The fact that the defendant is able to raise this issue is interesting, because every criminal defendant, guilty or innocent, is constitutionally entitled to competent legal representation. So, if you’re filing a lawsuit against your former criminal defense lawyer that effectively alleges that he was incompetent, your guilt or innocence should not be relevant.
However, an appeals court has ruled that the defendant (the lawyer) can raise this issue? What’s going on?
Well, it might be time for a brief refresher in the law of professional negligence. Professionals, such as doctors and lawyers, are expected to abide by certain standards when plying their trade. They don’t need to be perfect, but given their education and special skills, they’re held to a higher standard of competence than your average Joe off the street would be.
It should be noted that simply losing your case is not grounds for a malpractice suit against your attorney, just like a bad medical outcome is not, in itself, grounds for a medical malpractice suit – you must show that your lawyer (or doctor) was truly incompetent. So, if you lose simply because your case lacked merit, or the evidence to support your key claim or defense simply didn’t exist or couldn’t be found, you can’t really blame your attorney.
In addition to showing that the lawyer really, really messed up, you have to show that the screw-up actually caused harm. Obviously, if you prove that it caused you to lose an otherwise meritorious case, that’s enough.
And that’s where the issue of the evidence that our friend the criminal defense attorney comes in. By challenging his former client’s alibi, it seems that he is attacking the element of causation, which would make the issue of the client’s guilt or innocence relevant, despite the fact that the client had a right to competent legal counsel in either case.
After all, if the client’s alibi was actually false, or not as airtight as he would have us believe, the lawyer could argue that his failure to emphasize it in the trial made no difference, and that the client would have been convicted either way. If this is the case, the element of causation, essential to a successful malpractice suit, could be defeated.

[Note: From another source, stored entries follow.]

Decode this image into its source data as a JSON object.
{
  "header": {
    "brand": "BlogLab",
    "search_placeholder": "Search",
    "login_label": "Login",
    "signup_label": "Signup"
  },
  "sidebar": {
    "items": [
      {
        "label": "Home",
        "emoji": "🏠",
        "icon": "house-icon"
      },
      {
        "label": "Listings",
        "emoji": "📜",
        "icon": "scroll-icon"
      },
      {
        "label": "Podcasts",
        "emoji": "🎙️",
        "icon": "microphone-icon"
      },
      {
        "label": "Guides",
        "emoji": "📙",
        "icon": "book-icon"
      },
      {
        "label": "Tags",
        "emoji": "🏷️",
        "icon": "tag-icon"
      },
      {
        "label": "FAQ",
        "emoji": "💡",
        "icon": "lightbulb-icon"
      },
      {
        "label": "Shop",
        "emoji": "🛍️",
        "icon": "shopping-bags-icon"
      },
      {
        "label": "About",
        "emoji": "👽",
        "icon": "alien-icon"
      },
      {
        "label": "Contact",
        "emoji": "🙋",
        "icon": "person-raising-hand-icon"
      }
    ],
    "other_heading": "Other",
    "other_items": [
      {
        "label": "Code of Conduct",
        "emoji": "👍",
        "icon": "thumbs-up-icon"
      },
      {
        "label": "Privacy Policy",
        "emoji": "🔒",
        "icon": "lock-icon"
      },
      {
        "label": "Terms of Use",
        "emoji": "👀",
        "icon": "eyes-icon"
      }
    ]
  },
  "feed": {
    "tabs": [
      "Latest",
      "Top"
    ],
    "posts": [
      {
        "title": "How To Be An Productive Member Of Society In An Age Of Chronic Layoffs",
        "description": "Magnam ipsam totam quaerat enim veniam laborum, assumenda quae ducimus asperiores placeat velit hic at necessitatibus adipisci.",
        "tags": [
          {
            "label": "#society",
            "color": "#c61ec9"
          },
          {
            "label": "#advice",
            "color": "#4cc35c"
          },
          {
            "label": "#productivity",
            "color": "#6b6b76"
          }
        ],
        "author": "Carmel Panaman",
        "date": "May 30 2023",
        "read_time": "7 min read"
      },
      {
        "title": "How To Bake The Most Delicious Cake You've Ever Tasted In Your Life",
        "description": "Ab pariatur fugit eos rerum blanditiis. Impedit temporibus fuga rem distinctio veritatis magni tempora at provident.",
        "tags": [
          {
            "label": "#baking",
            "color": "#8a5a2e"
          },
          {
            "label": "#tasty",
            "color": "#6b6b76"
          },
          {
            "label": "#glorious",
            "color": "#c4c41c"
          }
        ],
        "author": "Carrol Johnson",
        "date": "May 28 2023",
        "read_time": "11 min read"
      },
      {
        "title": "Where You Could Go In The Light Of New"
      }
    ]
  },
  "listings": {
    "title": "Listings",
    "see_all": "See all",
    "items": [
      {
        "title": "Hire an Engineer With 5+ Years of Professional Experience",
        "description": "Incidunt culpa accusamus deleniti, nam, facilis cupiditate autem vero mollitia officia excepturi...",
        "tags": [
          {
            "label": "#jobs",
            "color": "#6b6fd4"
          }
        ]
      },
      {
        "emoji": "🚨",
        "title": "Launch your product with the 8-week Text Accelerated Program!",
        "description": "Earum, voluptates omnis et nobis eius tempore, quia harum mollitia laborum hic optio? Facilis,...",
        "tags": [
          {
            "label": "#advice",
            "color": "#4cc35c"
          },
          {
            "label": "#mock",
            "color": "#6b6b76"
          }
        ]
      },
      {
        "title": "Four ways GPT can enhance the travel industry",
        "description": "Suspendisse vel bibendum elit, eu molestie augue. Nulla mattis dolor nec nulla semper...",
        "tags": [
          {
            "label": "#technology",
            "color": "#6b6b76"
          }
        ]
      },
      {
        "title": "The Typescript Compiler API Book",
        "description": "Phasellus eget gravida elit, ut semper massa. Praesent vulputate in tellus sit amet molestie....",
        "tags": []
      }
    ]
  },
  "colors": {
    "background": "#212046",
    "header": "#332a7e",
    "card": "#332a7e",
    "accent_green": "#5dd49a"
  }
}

So, what does this mean for clients? Well, it shows that, just because you lose your case, even if you lawyer didn’t take every imaginable effort (regardless of its likelihood of success) to win, he or she is not necessarily liable for malpractice.
And if you are predicating a malpractice suit on the claim that you had an airtight alibi and your lawyer failed to adequately investigate it, you better make sure that you alibi really is as airtight as you claim it is, because it seems that your lawyer, in defending against a malpractice suit, will be able to attack your claimed alibi.
As usual, the takeaway is this: think before you sue.